I had one additional problem with the book; I didn’t realize it was a “young adult” book when I bought it. So, maybe there are elements in the story which are requirements of the genre, and my issues are with the genre itself, or maybe another author could have implemented the YA concept differently. I can’t say, as this is the only YA book I’ve ever read.

In the story, an event occurs which causes a large number of people to develop superpowers. Instead of half of them becoming superheroes and half becoming supervillains, they ALL turn to crime or set themselves up as warlords or dictators. The main character in the story is an orphan who has just turned 18 and left an orphanage. As a child, he witnessed his father being murdered by Steelheart, one of the most powerful supervillains and dictator of “Newcago” (Chicago). This led the main character to spend the rest of his life obsessing about supervillains and how to kill them. He manages to link up with a small resistance group, and together they try to kill Steelheart.

The Spoiler Dragon

One of the members of the resistance group is a teenage girl. In between a series of intensely dangerous crises, or possibly during them, the reader gets to hear the main character’s thoughts, such as “Does she like me?” or “Why doesn’t she like me?” This drove me nuts, and more importantly, takes the reader away from the life-and-death nature of the situation. In the middle of the book, there’s a scene where the teenage girl is critically injured and on an operating room table. It’s supposed to be a tense, heart-wrenching scene, but I couldn’t stop hoping that the girl would die, so I wouldn’t have to listen to the main character think about her any more. Apparently, YA readers can imagine themselves taking on invincible supervillains and saving the world, but can’t imagine coherent interaction with the opposite sex.

The Spoiler DragonThe Spoiler DragonThe Spoiler Dragon

During a final climactic battle in which the resistance group takes on Steelheart, some of his supervillain allies, and an army of henchmen, the main character arranges things so that his own death also causes the death of Steelheart. That moment should have been the end of the story, and the end of the main character. I try to maintain a Latin-free blog, but there’s nothing to say at this point other than “Deus ex machina”. The main character survives in some improbable manner (I can’t even remember exactly how) as does every member of the resistance band. Not only did this distract from the “poetic justice” of the ending, it somehow seemed to lessen all of the earlier danger that the characters went through.


  1. Does sound like a disappointing resolution, then, although it does seem a little like if the starting point is people getting superpowers then, well, how can a super powered person ever actually get killed?

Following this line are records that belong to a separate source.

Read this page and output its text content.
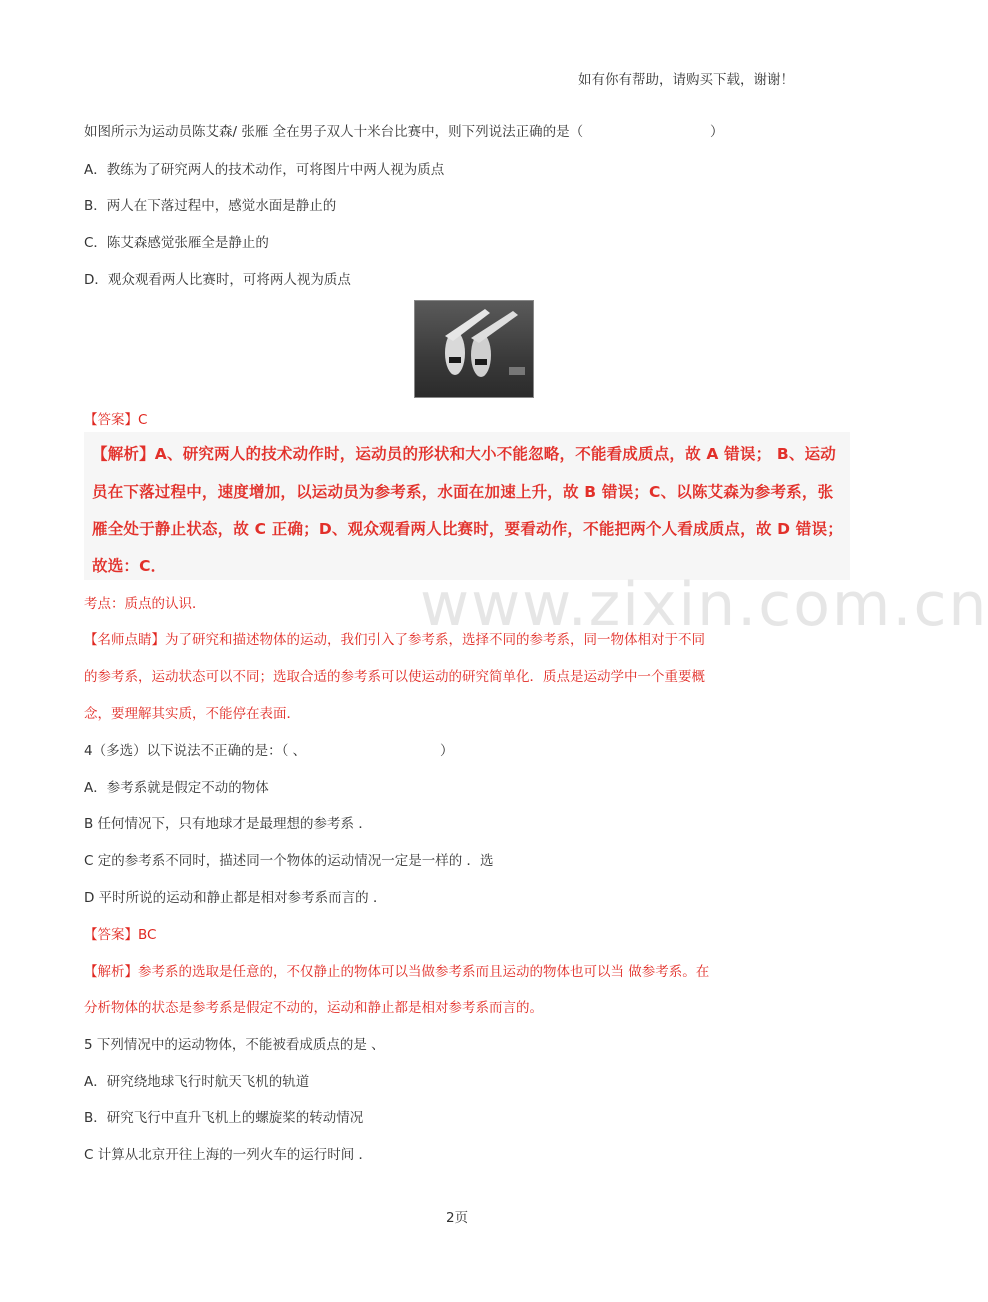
如有你有帮助，请购买下载，谢谢！
如图所示为运动员陈艾森/ 张雁 全在男子双人十米台比赛中，则下列说法正确的是（	）
A．教练为了研究两人的技术动作，可将图片中两人视为质点
B．两人在下落过程中，感觉水面是静止的
C．陈艾森感觉张雁全是静止的
D．观众观看两人比赛时，可将两人视为质点
【答案】C
【解析】A、研究两人的技术动作时，运动员的形状和大小不能忽略，不能看成质点，故 A 错误； B、运动
员在下落过程中，速度增加，以运动员为参考系，水面在加速上升，故 B 错误；C、以陈艾森为参考系，张
雁全处于静止状态，故 C 正确；D、观众观看两人比赛时，要看动作，不能把两个人看成质点，故 D 错误；
故选：C．
www.zixin.com.cn
考点：质点的认识．
【名师点睛】为了研究和描述物体的运动，我们引入了参考系，选择不同的参考系，同一物体相对于不同
的参考系，运动状态可以不同；选取合适的参考系可以使运动的研究简单化．质点是运动学中一个重要概
念，要理解其实质，不能停在表面．
4（多选）以下说法不正确的是：（ 、	）
A．参考系就是假定不动的物体
B 任何情况下，只有地球才是最理想的参考系 ．
C 定的参考系不同时，描述同一个物体的运动情况一定是一样的 ．选
D 平时所说的运动和静止都是相对参考系而言的 ．
【答案】BC
【解析】参考系的选取是任意的，不仅静止的物体可以当做参考系而且运动的物体也可以当 做参考系。在
分析物体的状态是参考系是假定不动的，运动和静止都是相对参考系而言的。
5 下列情况中的运动物体，不能被看成质点的是 、
A．研究绕地球飞行时航天飞机的轨道
B．研究飞行中直升飞机上的螺旋桨的转动情况
C 计算从北京开往上海的一列火车的运行时间 ．
2页
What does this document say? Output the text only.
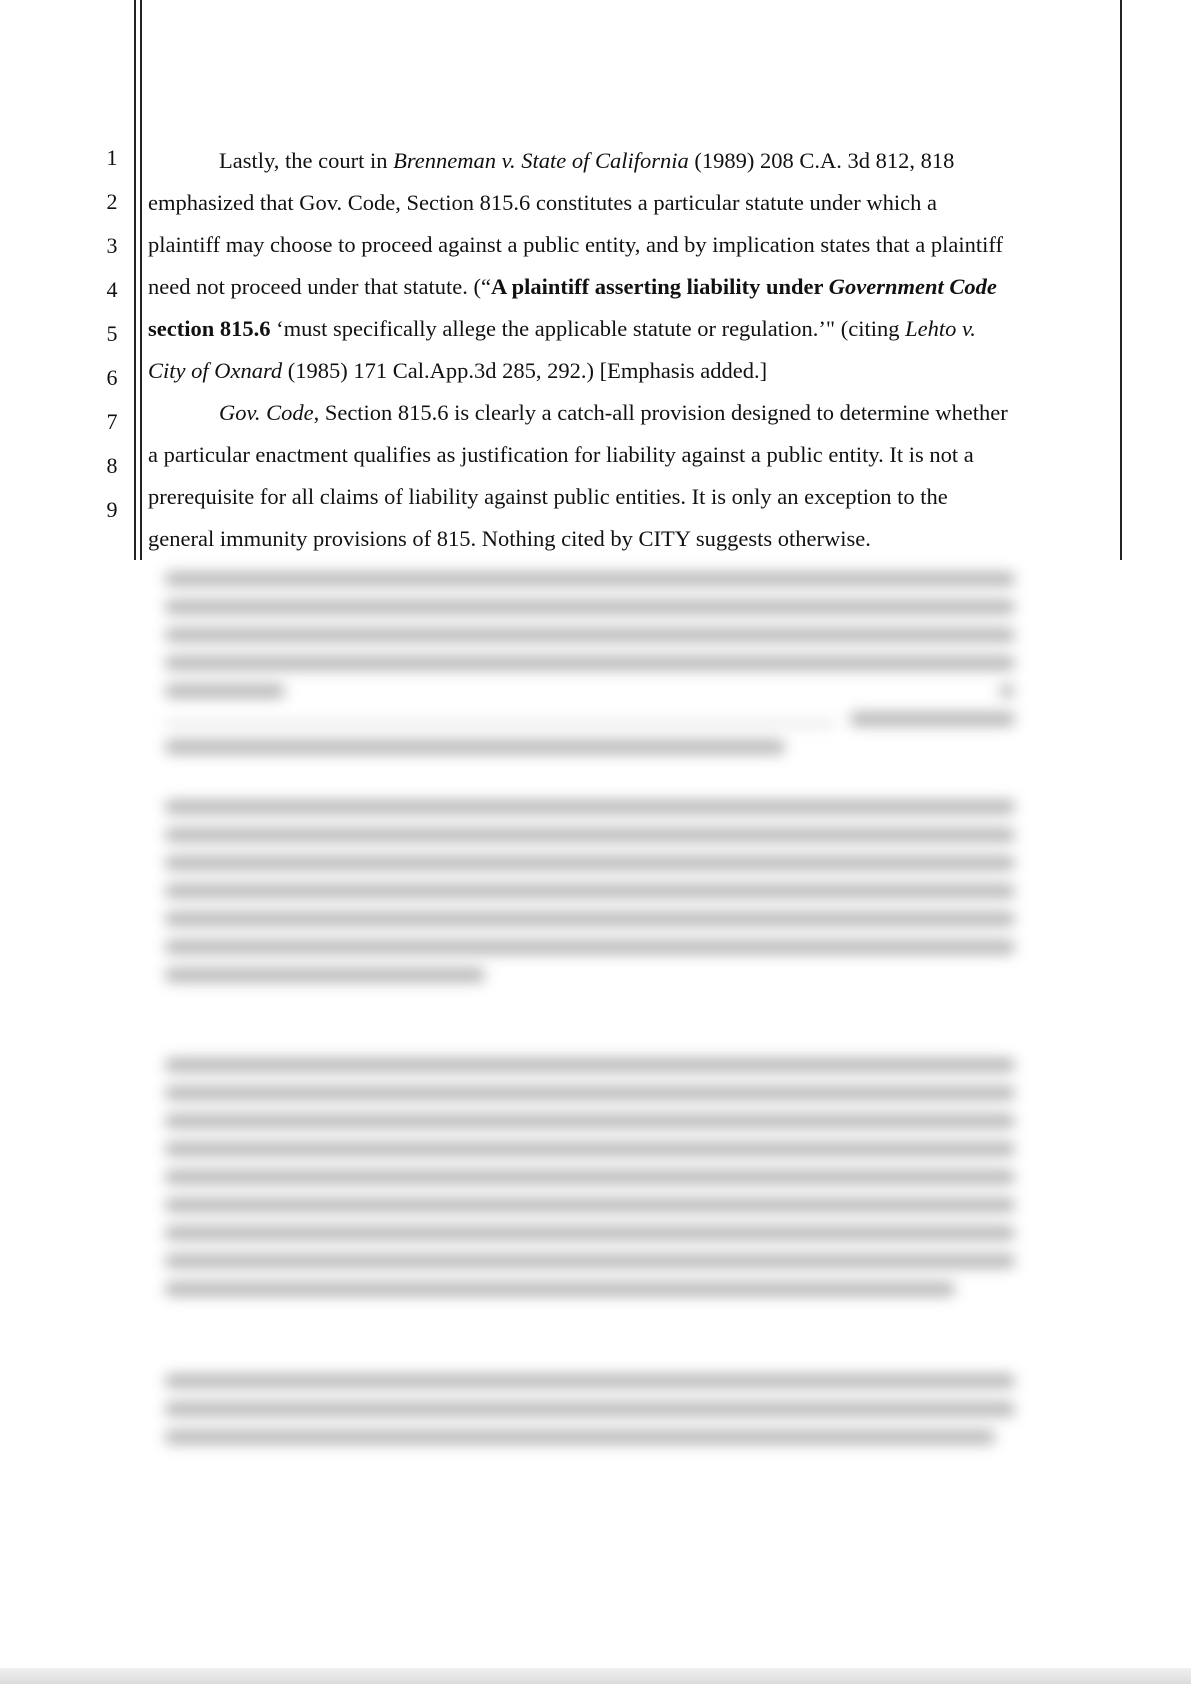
1
2
3
4
5
6
7
8
9

Lastly, the court in Brenneman v. State of California (1989) 208 C.A. 3d 812, 818

emphasized that Gov. Code, Section 815.6 constitutes a particular statute under which a

plaintiff may choose to proceed against a public entity, and by implication states that a plaintiff

need not proceed under that statute. (“A plaintiff asserting liability under Government Code

section 815.6 ‘must specifically allege the applicable statute or regulation.’" (citing Lehto v.

City of Oxnard (1985) 171 Cal.App.3d 285, 292.) [Emphasis added.]

Gov. Code, Section 815.6 is clearly a catch-all provision designed to determine whether

a particular enactment qualifies as justification for liability against a public entity. It is not a

prerequisite for all claims of liability against public entities. It is only an exception to the

general immunity provisions of 815. Nothing cited by CITY suggests otherwise.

  2. Oops, my review might have been a little confusing, but your comment relates to my point. The orphan doesn’t have superpowers, yet he and the other non-powered resistance fighters all manage to survive while killing numerous supervillains and an army of non-super henchmen (the superpowered people usually have some weakness that can be exploited to kill them). I felt that the author either was too attached to the characters to let them die, or felt that he needed them around for a possible sequel.

  3. Just started reading this today! I’ll admit that the first person perspective is throwing me off, so not used to that from Sanderson. But, I’m only on page 80 or so, so I’m keeping an open mind.

    1. I hope I didn’t put too many spoilers up there. I usually try to keep my spoilers as vague as possible, just giving out the minimum info that will make my point.

      1. I did read too far. I didn’t want to ruin it for myself, but I plan on coming back to finish it once I’ve read the book.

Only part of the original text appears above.